Esteban Abbona, Santiago Sarandón e Mariana Marasas
Na localidade de Berisso, situada nas encostas da bacia do rio da Prata, Argentina, o cultivo de videira para a preparação de vinho artesanal é praticado desde o fim do século XIX. Essa atividade teve o seu apogeu em meados do século XX, mas desde então sofreu grande decadência. Entretanto, com a ajuda da Faculdade de Ciências Agrárias e Florestais da Universidade Nacional de La Plata (UNLP), a produção do vinho foi reativada em 1999, criando uma situação mais favorável para os produtores (Marasas e Velarde, 2000).
Os vinhedos mais antigos foram estabelecidos nas partes mais baixas da paisagem. Estavam, por isso, sujeitos a enchentes periódicas do rio da Prata e, como conseqüência, eram estruturados e manejados de forma bem particular. Apesar de adotarem há muito tempo um manejo com baixo uso de insumos externos, esses sistemas sempre mantiveram uma produção relativamente estável e com uma baixa incidência de insetos-praga e doenças. Foram exatamente essas características consideradas desejáveis que motivaram o presente estudo.
Em um trabalho conjunto entre produtores, extensionistas e pesquisadores da universidade, o funciona- mento desses sistemas foi analisado, com o objetivo de com- provar a existência de princípios ecológicos subjacentes às práticas de manejo que explicassem a sustentabilidade agroecológica desses vinhedos. Além disso, foram analisados vinhedos estabelecidos recentemente em áreas ligeiramente mais altas e que não estão sujeitas às enchentes do rio. A intenção era estudar em que medida as práticas que tiveram êxito nas áreas mais baixas poderiam também funcionar mais acima nas encostas.

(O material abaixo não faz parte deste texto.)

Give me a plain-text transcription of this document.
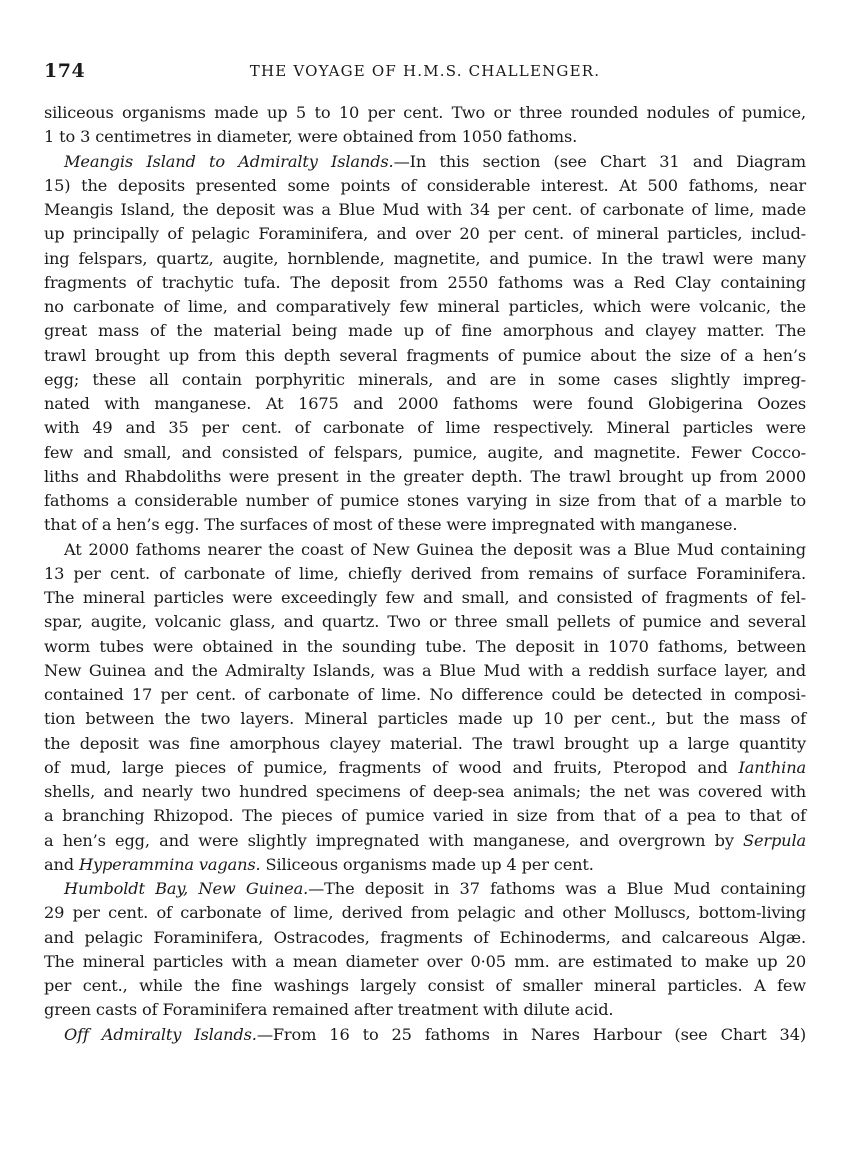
174	THE VOYAGE OF H.M.S. CHALLENGER.
siliceous organisms made up 5 to 10 per cent. Two or three rounded nodules of pumice,
1 to 3 centimetres in diameter, were obtained from 1050 fathoms.
Meangis Island to Admiralty Islands.—In this section (see Chart 31 and Diagram
15) the deposits presented some points of considerable interest. At 500 fathoms, near
Meangis Island, the deposit was a Blue Mud with 34 per cent. of carbonate of lime, made
up principally of pelagic Foraminifera, and over 20 per cent. of mineral particles, includ-
ing felspars, quartz, augite, hornblende, magnetite, and pumice. In the trawl were many
fragments of trachytic tufa. The deposit from 2550 fathoms was a Red Clay containing
no carbonate of lime, and comparatively few mineral particles, which were volcanic, the
great mass of the material being made up of fine amorphous and clayey matter. The
trawl brought up from this depth several fragments of pumice about the size of a hen’s
egg; these all contain porphyritic minerals, and are in some cases slightly impreg-
nated with manganese. At 1675 and 2000 fathoms were found Globigerina Oozes
with 49 and 35 per cent. of carbonate of lime respectively. Mineral particles were
few and small, and consisted of felspars, pumice, augite, and magnetite. Fewer Cocco-
liths and Rhabdoliths were present in the greater depth. The trawl brought up from 2000
fathoms a considerable number of pumice stones varying in size from that of a marble to
that of a hen’s egg. The surfaces of most of these were impregnated with manganese.
At 2000 fathoms nearer the coast of New Guinea the deposit was a Blue Mud containing
13 per cent. of carbonate of lime, chiefly derived from remains of surface Foraminifera.
The mineral particles were exceedingly few and small, and consisted of fragments of fel-
spar, augite, volcanic glass, and quartz. Two or three small pellets of pumice and several
worm tubes were obtained in the sounding tube. The deposit in 1070 fathoms, between
New Guinea and the Admiralty Islands, was a Blue Mud with a reddish surface layer, and
contained 17 per cent. of carbonate of lime. No difference could be detected in composi-
tion between the two layers. Mineral particles made up 10 per cent., but the mass of
the deposit was fine amorphous clayey material. The trawl brought up a large quantity
of mud, large pieces of pumice, fragments of wood and fruits, Pteropod and Ianthina
shells, and nearly two hundred specimens of deep-sea animals; the net was covered with
a branching Rhizopod. The pieces of pumice varied in size from that of a pea to that of
a hen’s egg, and were slightly impregnated with manganese, and overgrown by Serpula
and Hyperammina vagans. Siliceous organisms made up 4 per cent.
Humboldt Bay, New Guinea.—The deposit in 37 fathoms was a Blue Mud containing
29 per cent. of carbonate of lime, derived from pelagic and other Molluscs, bottom-living
and pelagic Foraminifera, Ostracodes, fragments of Echinoderms, and calcareous Algæ.
The mineral particles with a mean diameter over 0·05 mm. are estimated to make up 20
per cent., while the fine washings largely consist of smaller mineral particles. A few
green casts of Foraminifera remained after treatment with dilute acid.
Off Admiralty Islands.—From 16 to 25 fathoms in Nares Harbour (see Chart 34)
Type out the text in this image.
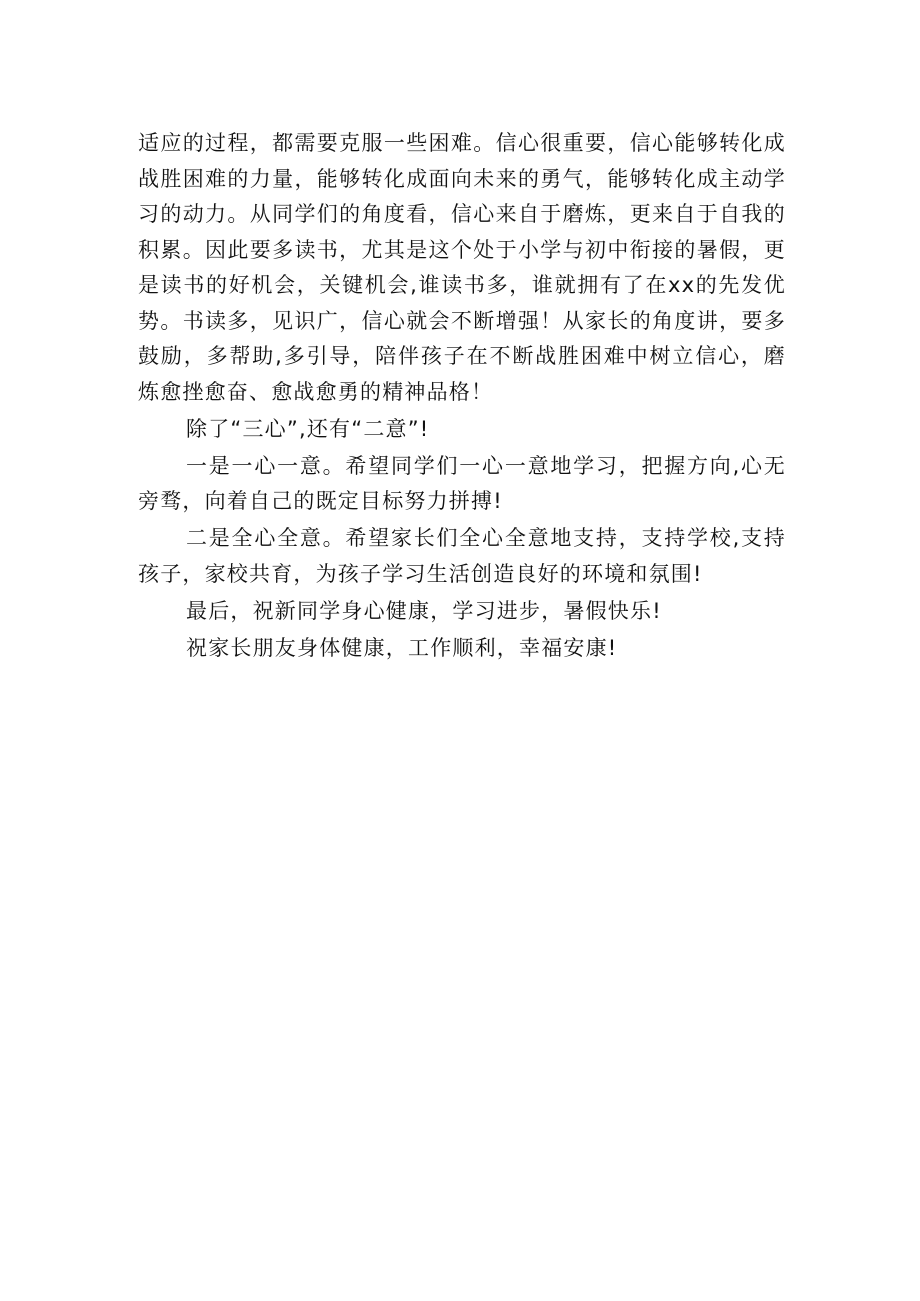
适应的过程，都需要克服一些困难。信心很重要，信心能够转化成战胜困难的力量，能够转化成面向未来的勇气，能够转化成主动学习的动力。从同学们的角度看，信心来自于磨炼，更来自于自我的积累。因此要多读书，尤其是这个处于小学与初中衔接的暑假，更是读书的好机会，关键机会,谁读书多，谁就拥有了在xx的先发优势。书读多，见识广，信心就会不断增强！从家长的角度讲，要多鼓励，多帮助,多引导，陪伴孩子在不断战胜困难中树立信心，磨炼愈挫愈奋、愈战愈勇的精神品格！

除了“三心”,还有“二意”!

一是一心一意。希望同学们一心一意地学习，把握方向,心无旁骛，向着自己的既定目标努力拼搏!

二是全心全意。希望家长们全心全意地支持，支持学校,支持孩子，家校共育，为孩子学习生活创造良好的环境和氛围!

最后，祝新同学身心健康，学习进步，暑假快乐!

祝家长朋友身体健康，工作顺利，幸福安康!
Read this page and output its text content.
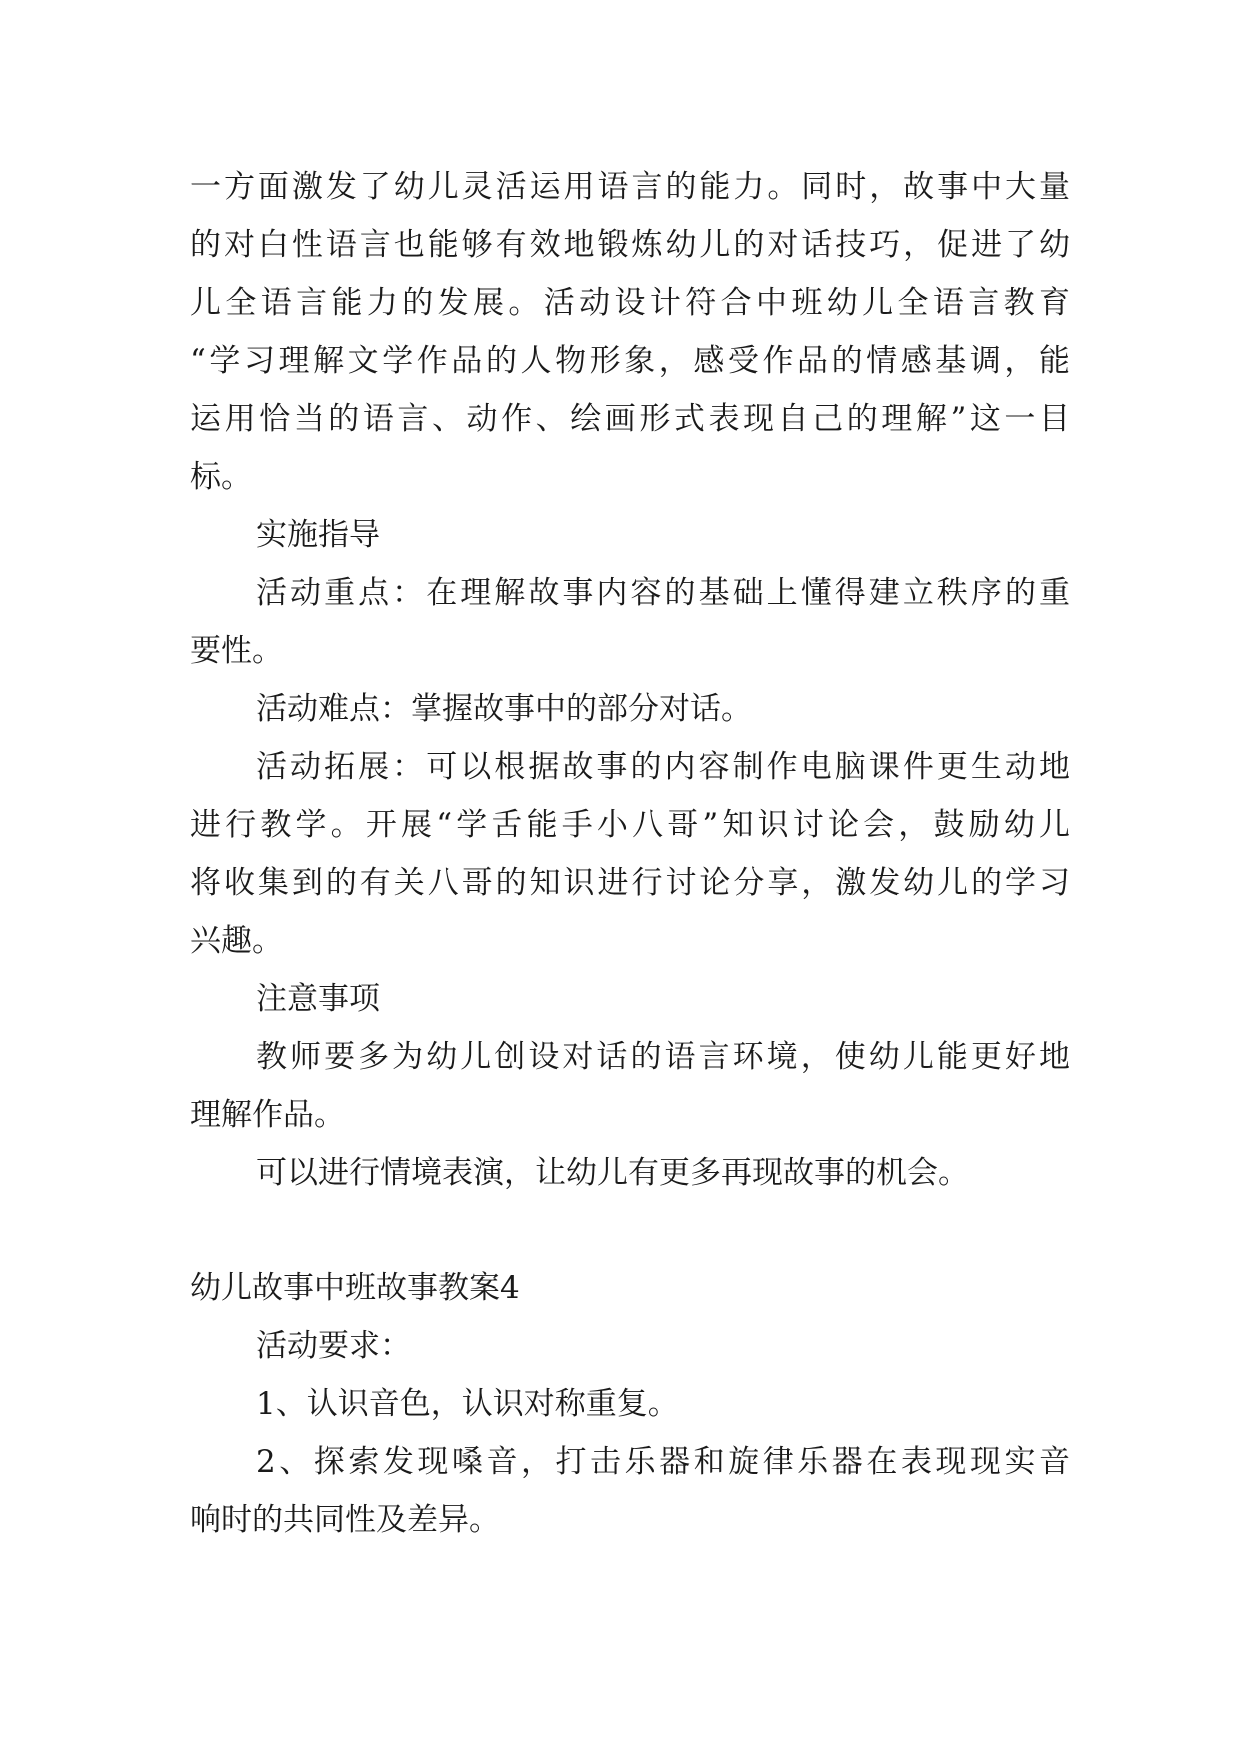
一方面激发了幼儿灵活运用语言的能力。同时，故事中大量
的对白性语言也能够有效地锻炼幼儿的对话技巧，促进了幼
儿全语言能力的发展。活动设计符合中班幼儿全语言教育
“学习理解文学作品的人物形象，感受作品的情感基调，能
运用恰当的语言、动作、绘画形式表现自己的理解”这一目
标。
实施指导
活动重点：在理解故事内容的基础上懂得建立秩序的重
要性。
活动难点：掌握故事中的部分对话。
活动拓展：可以根据故事的内容制作电脑课件更生动地
进行教学。开展“学舌能手小八哥”知识讨论会，鼓励幼儿
将收集到的有关八哥的知识进行讨论分享，激发幼儿的学习
兴趣。
注意事项
教师要多为幼儿创设对话的语言环境，使幼儿能更好地
理解作品。
可以进行情境表演，让幼儿有更多再现故事的机会。
幼儿故事中班故事教案4
活动要求：
1、认识音色，认识对称重复。
2、探索发现嗓音，打击乐器和旋律乐器在表现现实音
响时的共同性及差异。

O funcionamento ecológico dos vinhedos foi avaliado por meio do emprego do enfoque sistêmico. No estudo completo, foram observados vários componentes, interações e processos ecológicos. Neste artigo, apresentamos somente os processos relacionados aos ciclos de nutrientes.
BREVE DESCRIÇÃO DOS VINHEDOS
Os vinhedos de Berisso são compostos pela videira americana (Vitis labrusca L.), manejada na forma de parreirais. Na região baixa, eles contam com um sistema de drenagem feito de pequenas valetas que permitem o escoamento da água logo após as enchentes do rio para canais maiores, denominados coletores, que conduzem a água para fora da área de cultivo.
As valetas são localizadas a cada seis metros e entre elas são cultivadas duas fileiras de videira, de forma que cada fileira fique a três metros uma da outra e a um metro e meio das valetas (figura 1). A limpeza é realizada anualmente no período que antecede a rebrota das videiras (julho). Os sedimentos trazidos pelo rio que se acumulam nas valetas são depositados nos pés das videiras.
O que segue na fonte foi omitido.